En el Palacio de Velázquez he tenido la ocasión de asistir a una de las más conmovedoras exposiciones pictóricas que he presenciado en los últimos años: la del malogrado artista japonés Tetsuya Ishida (1973-2005) (1). Es la de este una obra por la que fluye una muy perceptible corriente de poesía, una poesía que no nace de nada edificante y que no transita por los versos de poema alguno, sino que señorea las pinturas de este creador, cuya desazonada visión de la realidad nos es trasladada de manera tristemente vívida y fascinadora al mismo tiempo.
En el folleto se nos da cuenta del hibridismo recurrente mediante el que Ishida buscaría mostrar “una nueva e inescapable forma de esclavitud que no distingue entre trabajo y consumo, alimentando la ansiedad de los cuerpos y las subjetividades” (2). En efecto, las pinturas de este artista dejarían entrever la usurpación del vitalismo por la implacable dictadura de lo funcional-objetual. Nos refieren la estandarización de la espontaneidad que se da en todas las sociedades; más cuanto más desarrolladas. Y para lograr tal cosa hace uso de lo sinecdótico-fetichista sublimando líricamente enseres los cuales son elevados a impensados anaqueles de sublimidad en aras de devenir en elementos de conjuntos expresionistas, simbólicos, surreales… con fondo de perspicaz e inusitada denuncia.
Al mostrar la objetualización del hombre por el hombre (o la autoanimalización de este) lo hace mediante una plúmbea angostura que refleja el más desencantado repliegue del individuo sobre sí mismo, sensaciones agudizadas por unas tonalidades embebidas de la grisura ambiente captada y plasmada por Ishida.
El aturdimiento salta de las pinturas para asir nuestra observadora expectativa con su solanesca garra, mostrándonos una tristeza bidimensional: gestual (en los rostros de los recauchutados seres ¿antropomórficos?) y cromática (en la atmósfera toda de cada cuadro), que no sería sino la enunciación plástica de la ya irremisible desnaturalización del ser humano y del mundo en rededor. Se nos presenta al hombre como un producto manufacturado y conducido hacia un destino incierto. Llega a pintar niños-fleje o niños paquete.

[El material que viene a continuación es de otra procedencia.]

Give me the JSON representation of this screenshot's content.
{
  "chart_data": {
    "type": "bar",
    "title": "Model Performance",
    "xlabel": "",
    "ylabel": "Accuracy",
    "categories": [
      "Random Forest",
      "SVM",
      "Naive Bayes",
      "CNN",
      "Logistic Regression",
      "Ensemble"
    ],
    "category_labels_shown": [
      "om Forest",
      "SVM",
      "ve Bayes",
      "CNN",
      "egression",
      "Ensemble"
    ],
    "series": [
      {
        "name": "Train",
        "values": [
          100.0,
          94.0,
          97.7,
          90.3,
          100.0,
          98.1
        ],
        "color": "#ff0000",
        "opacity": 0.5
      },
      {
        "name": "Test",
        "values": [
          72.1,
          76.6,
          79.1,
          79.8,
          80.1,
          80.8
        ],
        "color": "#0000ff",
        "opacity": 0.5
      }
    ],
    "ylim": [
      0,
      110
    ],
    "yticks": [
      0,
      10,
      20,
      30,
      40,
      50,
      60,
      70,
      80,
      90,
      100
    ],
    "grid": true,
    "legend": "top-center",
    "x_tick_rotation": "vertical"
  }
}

Es en definitiva la de Tetsuya Ishida una mirada lúcido-lúdica y de un profundo pesimismo, del que nos salva, en última instancia, el afinado humor residente en todas las piezas. Y, asimismo, como ya ha quedado apuntado, se atisba prontamente poesía en los cuadros de Ishida, en el seno de la más palmaria deshumanización que el artista nipón pone frente a nosotros. Servirían, sin duda, visto lo visto, las siguientes palabras de Rodolfo Cardona sobre Ramón Gómez de la Serna para este artista: “llega a posesionarse de la realidad circundante y, al hacerlo, la transforma y la convierte en arte, lo cual significa dar forma a esa realidad para que nosotros la veamos mejor. El humor en Ramón no es, pues, una simple técnica literaria o retórica, sino que corresponde a su visión de la vida y del mundo. Él es el verdadero ‘homo ludens’ y por medio de su juego constante logra percibir el verdadero significado de las cosas y consigue asimismo percatarse de lo serio que es el juego de la vida” (3).
Como Ramón Gómez de la Serna, Tetsuya Ishida supo percibir el choque entre objetos y realidades “a priori” indiferentes entre sí y supo trasladar poéticamente el escalofrío interior que le producía el trasfondo de una realidad ineludiblemente desapacible cuando se la mira en (y con) profundidad.
Notas (1) [La Exposición tendrá lugar del 11 de abril al 8 de septiembre de 2019 en el Parque del Retiro (Palacio de Velázquez)]. (2) ______ (2019): “Tetsuya Ishida. Autorretrato del otro”, “Museo Nacional Centro de Arte Reina Sofía”. (3) Cardona, R. (Ed. de) (2008): Gómez de la Serna, R.: “Greguerías”, Cátedra.